Ik heet de initiatiefnemers, mevrouw Ypma, de heer Voordewind en de heer Rog, van harte welkom. Zij worden bij de verdediging van het initiatiefwetsvoorstel in vak-K ondersteund door mevrouw Koster, beleidsmedewerker van het CDA, de heer Stuij van het Dienstencentrum GVO en HVO — dat staat voor godsdienstig vormingsonderwijs en humanistisch vormingsonderwijs — de heer Mentink, hoogleraar onderwijsrecht, en de heer Haans, beleidsmedewerker van de PvdA-fractie, die later op de avond zal worden vervangen door de heer De Vries van de Theologische Universiteit Kampen. Tevens heet ik de staatssecretaris van Onderwijs, Cultuur en Wetenschap wederom welkom. Hij zal bij de behandeling van dit wetsvoorstel optreden als adviseur van de Kamer. Vanavond is het antwoord in eerste termijn van de initiatiefnemers aan de orde. Ik geef als eerste graag het woord aan mevrouw Ypma. 

De algemene beraadslaging wordt hervat. 

Mevrouw Ypma (PvdA):

Hartelijk dank, voorzitter. Het is een eer om hier te mogen staan en om samen met collega Rog en collega Voordewind dit wetsvoorstel te mogen verdedigen. Mede namens collega Rog en collega Voordewind dank ik de Kamer hartelijk voor de grondige aandacht die zij aan ons wetsvoorstel heeft besteed. In het bijzonder danken wij de leden die al in hun eerste termijn hebben toegezegd ons wetsvoorstel te steunen. Alle vragen zullen wij graag beantwoorden. Ik doe dat door eerst iets te zeggen over de lessen zelf, de grondrechten, de voorgeschiedenis en artikel 50 en artikel 51 van de Wet op het primair onderwijs. Collega Rog zal ingaan op de financiering. Collega Voordewind zal ingaan op het personeel en het verschil tussen vakleerkrachten en groepsleerkrachten. 

Ik wil eerst iets zeggen over de lessen zelf, over de kinderen en de docenten voor wie wij het allemaal doen. Vanochtend was ik weer op de school van mijn kinderen. Ter voorbereiding van het debat hier vanavond schoof ik aan bij de les humanistisch vormend onderwijs in groep vijf en groep zes. Het onderwerp van de les was: op weg naar het kerstfeest. Juffrouw Monique Schreuder ging met de kinderen in gesprek over de oorsprong van het kerstfeest. Ze vertelde een mooi verhaal: "Heel vroeger waren de mensen bang rondom deze maanden, omdat het steeds donkerder wordt, de dagen steeds korter duren en de nachten steeds langer. Ze waren bang dat de wereld alsmaar donkerder zou worden. Ze waren dan ook erg blij als het weer wat lichter werd. Dat vierden ze met een heel groot feest. Ze vierden de ommekeer van het licht door met elkaar vuren aan te steken en het vlees op te eten dat ze nu gelukkig niet meer hoefden te bewaren. Daar komen het lekker eten en de lichtjes met kerst vandaan en daar komen ook de kerstbomen vandaan, want ze vierden ook dat de bomen weer groen werden en niet donker." 

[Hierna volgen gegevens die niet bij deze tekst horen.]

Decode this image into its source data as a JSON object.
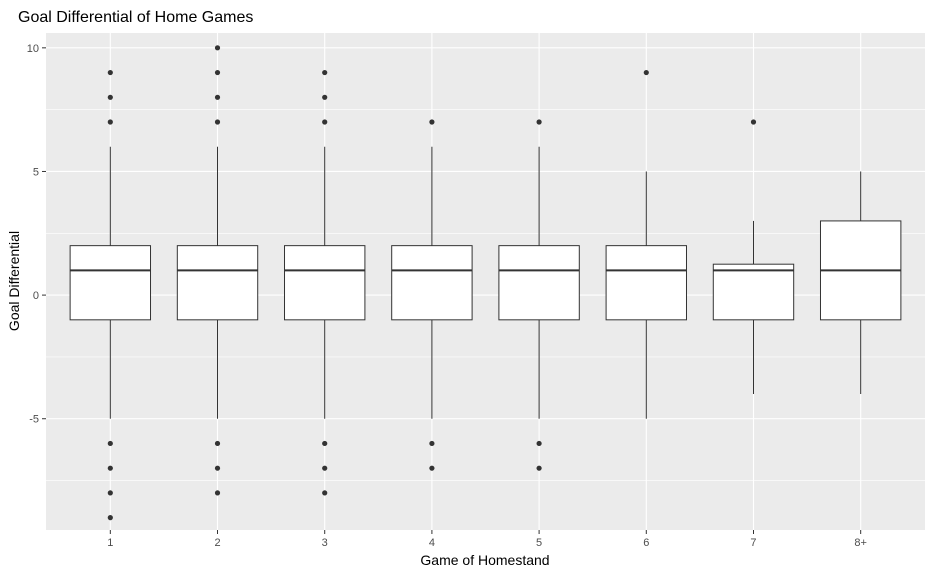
{
  "chart_data": {
    "type": "boxplot",
    "title": "Goal Differential of Home Games",
    "xlabel": "Game of Homestand",
    "ylabel": "Goal Differential",
    "categories": [
      "1",
      "2",
      "3",
      "4",
      "5",
      "6",
      "7",
      "8+"
    ],
    "ylim": [
      -9.5,
      10.6
    ],
    "yticks": [
      -5,
      0,
      5,
      10
    ],
    "grid": true,
    "boxes": [
      {
        "category": "1",
        "whisker_low": -5,
        "q1": -1,
        "median": 1,
        "q3": 2,
        "whisker_high": 6,
        "outliers": [
          9,
          8,
          7,
          -6,
          -7,
          -8,
          -9
        ]
      },
      {
        "category": "2",
        "whisker_low": -5,
        "q1": -1,
        "median": 1,
        "q3": 2,
        "whisker_high": 6,
        "outliers": [
          10,
          9,
          8,
          7,
          -6,
          -7,
          -8
        ]
      },
      {
        "category": "3",
        "whisker_low": -5,
        "q1": -1,
        "median": 1,
        "q3": 2,
        "whisker_high": 6,
        "outliers": [
          9,
          8,
          7,
          -6,
          -7,
          -8
        ]
      },
      {
        "category": "4",
        "whisker_low": -5,
        "q1": -1,
        "median": 1,
        "q3": 2,
        "whisker_high": 6,
        "outliers": [
          7,
          -6,
          -7
        ]
      },
      {
        "category": "5",
        "whisker_low": -5,
        "q1": -1,
        "median": 1,
        "q3": 2,
        "whisker_high": 6,
        "outliers": [
          7,
          -6,
          -7
        ]
      },
      {
        "category": "6",
        "whisker_low": -5,
        "q1": -1,
        "median": 1,
        "q3": 2,
        "whisker_high": 5,
        "outliers": [
          9
        ]
      },
      {
        "category": "7",
        "whisker_low": -4,
        "q1": -1,
        "median": 1,
        "q3": 1.25,
        "whisker_high": 3,
        "outliers": [
          7
        ]
      },
      {
        "category": "8+",
        "whisker_low": -4,
        "q1": -1,
        "median": 1,
        "q3": 3,
        "whisker_high": 5,
        "outliers": []
      }
    ],
    "colors": {
      "panel_background": "#ebebeb",
      "grid": "#ffffff",
      "box_fill": "#ffffff",
      "box_stroke": "#333333",
      "outlier": "#333333"
    }
  }
}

Na het verhaal was de juf benieuwd naar wat de kinderen allemaal doen met kerst. Daarom deden ze "een rondje bal". Ik heb de bal meegenomen. De kinderen mochten als ze de bal in hun handen hadden het woord voeren en vertellen wat zij deden met kerst en waar zij aan dachten. Ze mochten de zin "Als ik aan het kerstfeest denk, dan denk ik aan …" herhalen en afmaken. "Elkaar", zei Emiran. "Aan geluk", zei Ronne. "Aan de mooie lichtjes", zei Yasmin. "Aan mijn familie", zei Eva. "Aan een feest", "Aan lief zijn voor elkaar", "Aan vrede", "Aan een kerstdiner", "Aan een kerstboom", zo spraken de kinderen over hun beleving van het feest. Eenieder viert dat op zijn eigen manier. "Wie viert het eigenlijk thuis helemaal niet?", vroeg de juf. Vijf van de elf kinderen staken hun vinger op. Juf Monique vertelde dat kerstmis voor veel mensen ook een feest is waarbij je nadenkt over wat belangrijk voor je is en wie belangrijk voor je is. Daarom kregen de kinderen een blaadje met daarop een kerstboom met ballen. Bij de ballen stonden allemaal vragen, zoals "Wat vond ik fijn het afgelopen jaar?", "Wat zou ik heel graag willen veranderen?" en "Voor wie zou ik met kerst een keer iets aardigs willen doen?" Daar gingen de kinderen weer verder over praten. 

Het is maar een kleine impressie van één lesje, op één school, maar Emiran, Jasmin, Eva, Ronne en al die andere kinderen vonden de les zichtbaar heel erg fijn. Ze wilden graag doorpraten over deze en andere vragen, want kinderen hebben veel vragen over hoe de wereld in elkaar zit; hoe het komt dat mensen leven, wat er gebeurt als mensen doodgaan, waarom mensen allemaal zo anders zijn en hoe mensen met elkaar om moeten gaan. Ze vonden het zichtbaar leuk om hierover te praten. 

Mevrouw Straus (VVD):

Hebben alle kinderen uit de klas deze ochtend die les gehad? 

Mevrouw Ypma (PvdA):

Ja, alle kinderen hebben op de school van mijn kinderen kunnen kiezen tussen humanistisch vormend onderwijs (hvo) of godsdienstonderwijs (gvo). Dat is op heel veel scholen het geval. Alle kinderen hebben de keuze van hun ouders gevolgd. 

Mevrouw Straus (VVD):

Hebben alle kinderen diezelfde les gevolgd of zijn zij in groepjes uit elkaar gegaan en hebben zij verschillende lessen, van verschillende levensbeschouwelijke richtingen gevolgd? 

Mevrouw Ypma (PvdA):

Mevrouw Straus hoort mij goed: het zijn twee keuzes. Het is namelijk een fundamenteel recht van ouders om zelf te kiezen waar hun kind naartoe gaat. In twee groepen hebben zij stilgestaan bij wat het kerstfeest is en wat dat voor hen betekent. 

De voorzitter:

We gaan de interrupties in tweeën doen vanavond. 

Mevrouw Straus (VVD):

Maar ze waren dus niet samen. 

Mevrouw Ypma (PvdA):

Wat fijn dat mevrouw Straus het goed begrijpt.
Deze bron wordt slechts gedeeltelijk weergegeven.